Real Estate Investment Trust Funds (REIT) in the retail sector will be savior for all the investments locked in those high costs assets, according to a cross section of stakeholders at the India Shopping Centre Forum 2016 held in Mumbai.
Shopping malls, which have not gone on stream and for those which are operational but not milking attractive rental yields are not able to get the desired valuation. Some assets of these malls have been caught in the cross-fire of policy and regulations, delaying operations by as long as eight years.
According to reports, there are 255 operational malls in the top seven cities of the country and occupational response in lackluster with only 12 mall out 100 running successfully in the Delhi-NCR region while 10-15 malls performing well in Mumbai out of the 45.
According to Partner & Head of Building, Construction & Real Estate sector, KPMG India, Neeraj Bansal, “There is around 70-75 million square feet of retail real estate space that is REITable including 16 million in Mumbai and 25 million in Delhi-NCR.”
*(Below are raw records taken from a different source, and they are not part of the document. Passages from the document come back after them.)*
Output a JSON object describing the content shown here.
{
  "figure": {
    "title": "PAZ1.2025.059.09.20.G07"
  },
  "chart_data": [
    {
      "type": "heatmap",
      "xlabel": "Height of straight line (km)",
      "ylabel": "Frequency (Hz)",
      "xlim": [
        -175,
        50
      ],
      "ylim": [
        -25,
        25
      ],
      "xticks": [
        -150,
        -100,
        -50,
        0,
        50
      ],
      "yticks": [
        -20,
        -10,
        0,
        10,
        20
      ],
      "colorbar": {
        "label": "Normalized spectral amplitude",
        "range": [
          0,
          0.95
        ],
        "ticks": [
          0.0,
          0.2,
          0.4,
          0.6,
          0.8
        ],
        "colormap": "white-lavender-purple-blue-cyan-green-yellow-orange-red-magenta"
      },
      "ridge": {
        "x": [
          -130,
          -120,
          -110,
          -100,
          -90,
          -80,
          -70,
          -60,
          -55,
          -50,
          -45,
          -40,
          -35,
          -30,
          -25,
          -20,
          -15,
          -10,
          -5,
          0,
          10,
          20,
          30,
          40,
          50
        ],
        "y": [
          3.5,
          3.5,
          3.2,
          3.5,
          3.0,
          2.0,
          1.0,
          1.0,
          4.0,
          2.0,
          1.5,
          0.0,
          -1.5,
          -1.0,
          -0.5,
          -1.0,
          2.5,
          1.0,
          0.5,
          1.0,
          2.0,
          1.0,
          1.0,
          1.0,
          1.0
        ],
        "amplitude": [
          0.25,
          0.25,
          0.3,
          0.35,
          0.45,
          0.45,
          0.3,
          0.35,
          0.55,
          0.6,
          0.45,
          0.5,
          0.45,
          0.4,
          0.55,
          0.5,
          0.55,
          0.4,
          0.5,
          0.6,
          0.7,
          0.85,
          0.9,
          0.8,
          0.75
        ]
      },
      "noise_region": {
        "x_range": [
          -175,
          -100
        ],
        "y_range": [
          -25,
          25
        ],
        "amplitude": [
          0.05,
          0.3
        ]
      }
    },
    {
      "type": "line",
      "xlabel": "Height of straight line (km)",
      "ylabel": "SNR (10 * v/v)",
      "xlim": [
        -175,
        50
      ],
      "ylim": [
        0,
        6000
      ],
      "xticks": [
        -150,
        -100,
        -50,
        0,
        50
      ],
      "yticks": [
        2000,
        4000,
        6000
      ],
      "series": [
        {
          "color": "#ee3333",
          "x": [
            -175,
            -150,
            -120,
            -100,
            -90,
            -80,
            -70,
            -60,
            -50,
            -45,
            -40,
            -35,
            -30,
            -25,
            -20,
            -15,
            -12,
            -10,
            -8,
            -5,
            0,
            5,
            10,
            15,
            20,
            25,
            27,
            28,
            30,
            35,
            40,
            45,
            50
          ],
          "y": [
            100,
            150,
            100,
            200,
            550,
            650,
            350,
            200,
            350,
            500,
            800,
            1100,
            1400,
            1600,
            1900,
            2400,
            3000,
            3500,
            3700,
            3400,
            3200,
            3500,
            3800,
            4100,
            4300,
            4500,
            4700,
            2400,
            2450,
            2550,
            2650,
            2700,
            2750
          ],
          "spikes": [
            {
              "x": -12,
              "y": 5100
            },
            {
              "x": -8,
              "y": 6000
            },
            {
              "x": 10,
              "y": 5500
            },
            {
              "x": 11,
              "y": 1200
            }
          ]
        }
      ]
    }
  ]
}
India’s Retail asset is almost a quarter of Global REITs value with 26 per cent in retail, 12 per cent in office, 27 per cent in diversified and 3 per cent in hospitality while in the Asian region, retail accounts for 19 per cent, office for 12 per cent, diversified 56 per cent and hospitality 1 per cent, Bansal added.
Apart from the above REITs, there are other forms like residential, self-storage, industrial, healthcare, infrastructure and specialty (movie theatre, telecom tower, etc.).
Unlike in India, where REITs are just about getting introduced, the countries with several decades of REIT exposure has seen higher percentage of success in US, Australia and Singapore and limited success in other countries like Hong Kong.
REIT accounts for 53 per cent, 50 per cent and 78 per cent of the real estate market in US, UK and Australia respectively while it was a miniscule 6 per cent in Hong Kong, Bansal concluded.